Interessanti anche alcuni film presentati nella sezione generation (l’equivalente di Alice nelle città a Roma o al Festival di Giffoni) come Beira Mar o One e Two, quest’ultimo visto con un grande interesse in quanto fan del regista che recentemente abbiamo visto con il meraviglioso documentario “Rich Hill e alla direzione della fotografia di “You’re Next”. Un racconto che spazia tra il drammatico ed il fantasy, davvero ben fatto, con una narrazione fuori dagli schemi che dimostra ancora una volta quanto Berlino sia ben lontano dagli scempi come “Un Ponte Per Terabithia”.

Notevoli anche alcuni film presentati nella sezione “Forum“ che raccoglie opere sperimentali/indipendenti come “Queen of the earth di Perry o il tedesco “Superworld entrambe opere dotate di forte tensione.

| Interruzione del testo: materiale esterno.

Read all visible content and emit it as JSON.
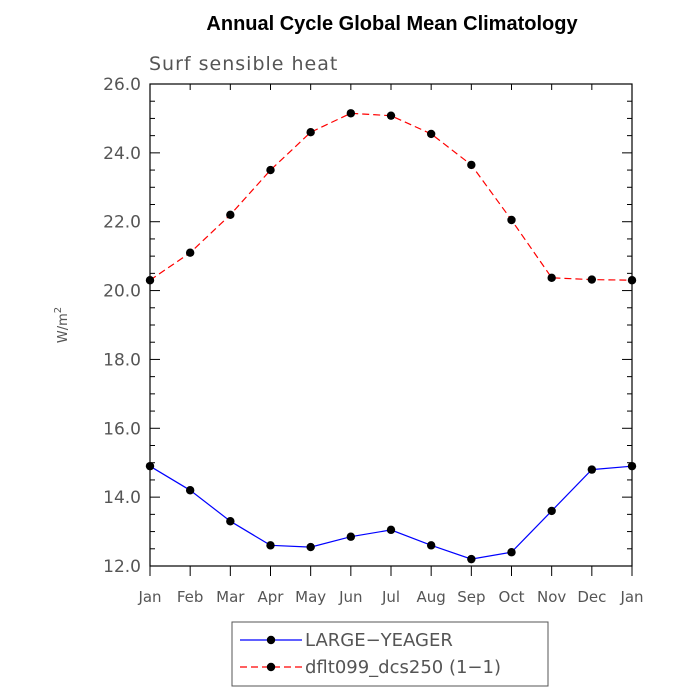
{
  "chart_data": {
    "type": "line",
    "title": "Annual Cycle Global Mean Climatology",
    "subtitle": "Surf sensible heat",
    "ylabel": "W/m",
    "ylabel_superscript": "2",
    "xlabel": "",
    "categories": [
      "Jan",
      "Feb",
      "Mar",
      "Apr",
      "May",
      "Jun",
      "Jul",
      "Aug",
      "Sep",
      "Oct",
      "Nov",
      "Dec",
      "Jan"
    ],
    "ylim": [
      12.0,
      26.0
    ],
    "yticks": [
      "12.0",
      "14.0",
      "16.0",
      "18.0",
      "20.0",
      "22.0",
      "24.0",
      "26.0"
    ],
    "grid": false,
    "legend_position": "bottom",
    "series": [
      {
        "name": "LARGE−YEAGER",
        "color": "#0000ff",
        "style": "solid",
        "values": [
          14.9,
          14.2,
          13.3,
          12.6,
          12.55,
          12.85,
          13.05,
          12.6,
          12.2,
          12.4,
          13.6,
          14.8,
          14.9
        ]
      },
      {
        "name": "dflt099_dcs250 (1−1)",
        "color": "#ff0000",
        "style": "dashed",
        "values": [
          20.3,
          21.1,
          22.2,
          23.5,
          24.6,
          25.15,
          25.08,
          24.55,
          23.65,
          22.05,
          20.37,
          20.32,
          20.3
        ]
      }
    ]
  }
}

Ma il miglior film del festival resta, ad opinione del sottoscritto, il russo Under the eletric cloud diretto dal figlio del compianto A. German che giusto due anni fa portò a Roma il capolavoro “Hard To Be A Good“; con questo film il figlio si dimostra una geniale cineasta capace di raccontare la società odierna in modo graffiante, scomodo e totalmente GENIALE. Tra qualche anno lo vedremo nelle scuole di cinema, speriamo…
Memorabile anche il mercato del cinema, a cui hanno accesso coloro con il badge mercato o professionale, un luogo di immense proporzioni in cui alloggiano gli stand di molti produttori e distributori con i quali puoi concludere accordi per realizzare o addirittura vendere un film già terminato.